Commentary | Wages, Incomes, and Wealth

In appreciation—George Becker, 1929 – 2007

Opinion pieces and speeches by EPI staff and associates.


In Appreciation

George Becker
1929 – 2007

So Long, George.

By  Jeff Faux

George Becker, who was president of the United Steelworkers of America for seven years, died on February 2 at the age of 78. He was a great friend and supporter of EPI. We, and the world, will miss him.

George was an American original.  A laborer in a steel mill at 15, a marine in both World War II and Korea, and a life-long trade unionist who rose to the top of one of the country’s great labor organizations. But more than just his resumé, George had the qualities that reflected the best people our nation produces. He was tough and fearless, and at the same time remarkably gentle, modest and decent. He was serious and thoughtful and had a blunt common-sense way of speaking.  I never felt that he came into the room to hear himself speak.  He sized you up carefully, and if he decided that you were on the side of those who worked for a living, you had his ear – and his heart.

George loved the steelworkers, and was proud of how the union had allowed them to work their way into the middle class and provide their children the opportunities that the working class had never before had. And he hated the political establishment whose trade policies had cynically sold his workers’ future down the river.

Like other recent leaders of his remarkable union, George believed in the power of ideas, and he respected his members’ intelligence and their capacity to learn and grow and understand the world around him.

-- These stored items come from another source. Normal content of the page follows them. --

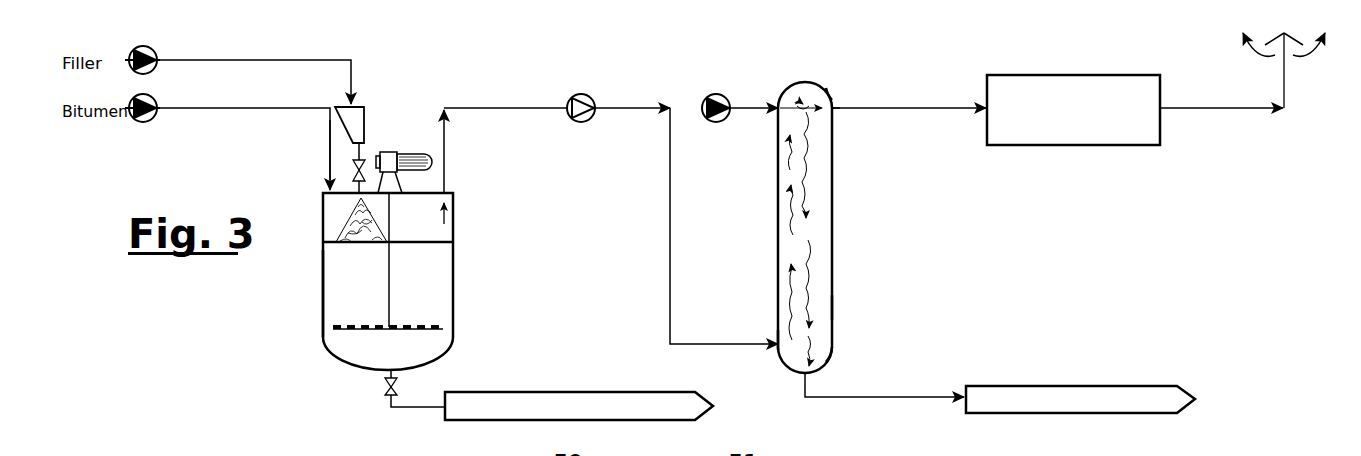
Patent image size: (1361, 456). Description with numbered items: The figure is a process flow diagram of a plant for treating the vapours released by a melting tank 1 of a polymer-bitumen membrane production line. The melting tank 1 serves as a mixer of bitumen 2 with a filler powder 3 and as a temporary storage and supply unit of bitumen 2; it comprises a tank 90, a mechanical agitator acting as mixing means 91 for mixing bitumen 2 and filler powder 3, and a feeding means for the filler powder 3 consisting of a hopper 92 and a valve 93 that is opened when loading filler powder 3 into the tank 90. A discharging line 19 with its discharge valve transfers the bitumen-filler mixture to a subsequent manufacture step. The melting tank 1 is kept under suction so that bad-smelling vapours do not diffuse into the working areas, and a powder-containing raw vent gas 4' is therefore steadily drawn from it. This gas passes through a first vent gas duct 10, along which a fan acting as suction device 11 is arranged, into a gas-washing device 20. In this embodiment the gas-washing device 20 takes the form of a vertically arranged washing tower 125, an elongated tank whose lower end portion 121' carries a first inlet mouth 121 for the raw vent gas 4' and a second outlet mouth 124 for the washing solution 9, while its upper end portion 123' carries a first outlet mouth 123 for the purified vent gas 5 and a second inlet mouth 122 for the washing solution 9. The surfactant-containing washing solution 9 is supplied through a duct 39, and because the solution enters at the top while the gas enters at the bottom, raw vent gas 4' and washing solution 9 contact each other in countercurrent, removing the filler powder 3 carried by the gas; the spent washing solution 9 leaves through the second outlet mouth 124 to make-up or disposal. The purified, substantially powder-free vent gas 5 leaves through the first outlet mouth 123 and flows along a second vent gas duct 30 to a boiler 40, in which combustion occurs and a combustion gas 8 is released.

The melting tank 1 is at (308, 355).
The bitumen 2 is at (265, 108).
The filler powder 3 is at (268, 60).
The powder-containing raw vent gas 4' is at (619, 241).
The purified vent gas 5 is at (808, 106).
The combustion gas 8 is at (1322, 48).
The washing solution 9 is at (808, 268).
The first vent gas duct 10 is at (548, 108).
The suction device 11 is at (578, 122).
The discharging line 19 is at (421, 407).
The gas-washing device 20 is at (848, 237).
The second vent gas duct 30 is at (922, 108).
The duct 39 is at (762, 106).
The boiler 40 is at (982, 77).
The tank 90 is at (323, 317).
The mixing means 91 is at (428, 332).
The hopper 92 is at (365, 125).
The valve 93 is at (307, 150).
The first inlet mouth 121 is at (738, 360).
The end portion 121' is at (878, 360).
The second inlet mouth 122 is at (778, 110).
The first outlet mouth 123 is at (858, 139).
The end portion 123' is at (866, 80).
The second outlet mouth 124 is at (804, 375).
The washing tower 125 is at (836, 308).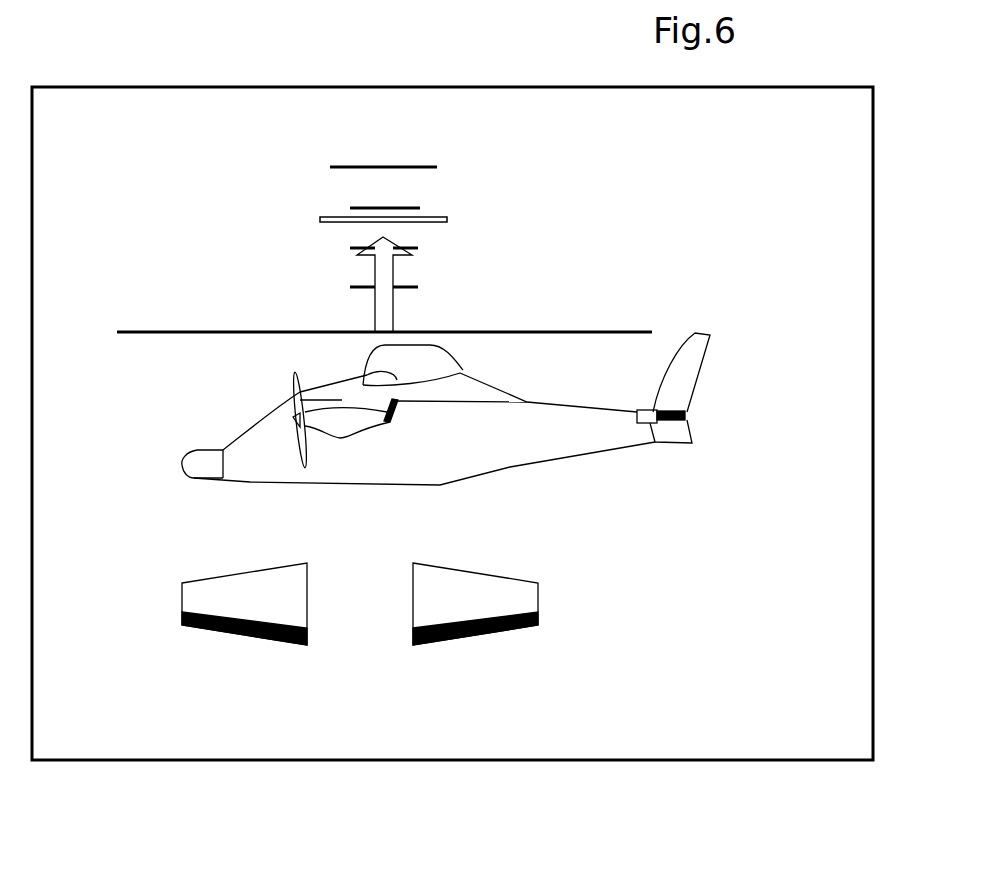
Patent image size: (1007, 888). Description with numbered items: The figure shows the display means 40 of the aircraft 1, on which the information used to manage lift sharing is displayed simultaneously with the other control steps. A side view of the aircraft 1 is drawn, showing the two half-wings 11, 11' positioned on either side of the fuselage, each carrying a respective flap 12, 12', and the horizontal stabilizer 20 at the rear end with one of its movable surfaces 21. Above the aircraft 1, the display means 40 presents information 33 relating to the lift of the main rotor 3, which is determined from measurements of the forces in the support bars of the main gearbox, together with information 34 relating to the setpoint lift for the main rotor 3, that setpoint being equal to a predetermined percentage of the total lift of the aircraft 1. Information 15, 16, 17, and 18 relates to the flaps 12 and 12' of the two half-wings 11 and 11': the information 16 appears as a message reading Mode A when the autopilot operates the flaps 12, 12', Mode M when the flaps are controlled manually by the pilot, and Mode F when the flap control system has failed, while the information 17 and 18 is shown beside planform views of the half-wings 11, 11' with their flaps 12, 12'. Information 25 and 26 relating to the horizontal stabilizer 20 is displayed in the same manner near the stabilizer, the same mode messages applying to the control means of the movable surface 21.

The aircraft 1 is at (161, 478).
The main rotor 3 is at (253, 305).
The half-wing 11 is at (235, 499).
The half-wing 11' is at (513, 604).
The flap 12 is at (327, 503).
The flap 12' is at (487, 637).
The information relating to the flaps 15 is at (446, 420).
The operating mode information 16 is at (444, 460).
The information relating to the flaps 17 is at (238, 670).
The information relating to the flaps 18 is at (447, 672).
The horizontal stabilizer 20 is at (647, 410).
The movable surface 21 is at (679, 411).
The information relating to the horizontal stabilizer 25 is at (750, 420).
The information relating to the horizontal stabilizer 26 is at (730, 475).
The information relating to the lift of the main rotor 33 is at (464, 272).
The information relating to a setpoint lift for the main rotor 34 is at (254, 213).
The display means 40 is at (640, 790).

When he was first elected president of the Steelworkers, he asked me to come to their convention and deliver an “economics lesson” to the several thousand delegates. Instead of the usual slogans or pictures of the leaders that adorn the walls of the typical convention, George put up ten or so 12 foot charts showing trends in wages, employment, productivity and other economic facts.   He said that he wanted the members to look at these for several days and then have me come in and explain them. When I was just about to go out on the platform, he whispered to me, only half-kidding: “Listen, this is my first convention. And my job depends on how you do.”

After the session, I asked him what he meant. “A lot of people told me not to do this,” he said. “They said the members would be bored with some lecture on economics. But this is about their future. Why wouldn’t they be interested?”

George Becker never stopped learning, asking questions and fighting for the working class. His life is an inspiration to us all.

Jeff Faux   is the founder and a distinguished fellow at the Economic Policy Institute in Washington, D.C.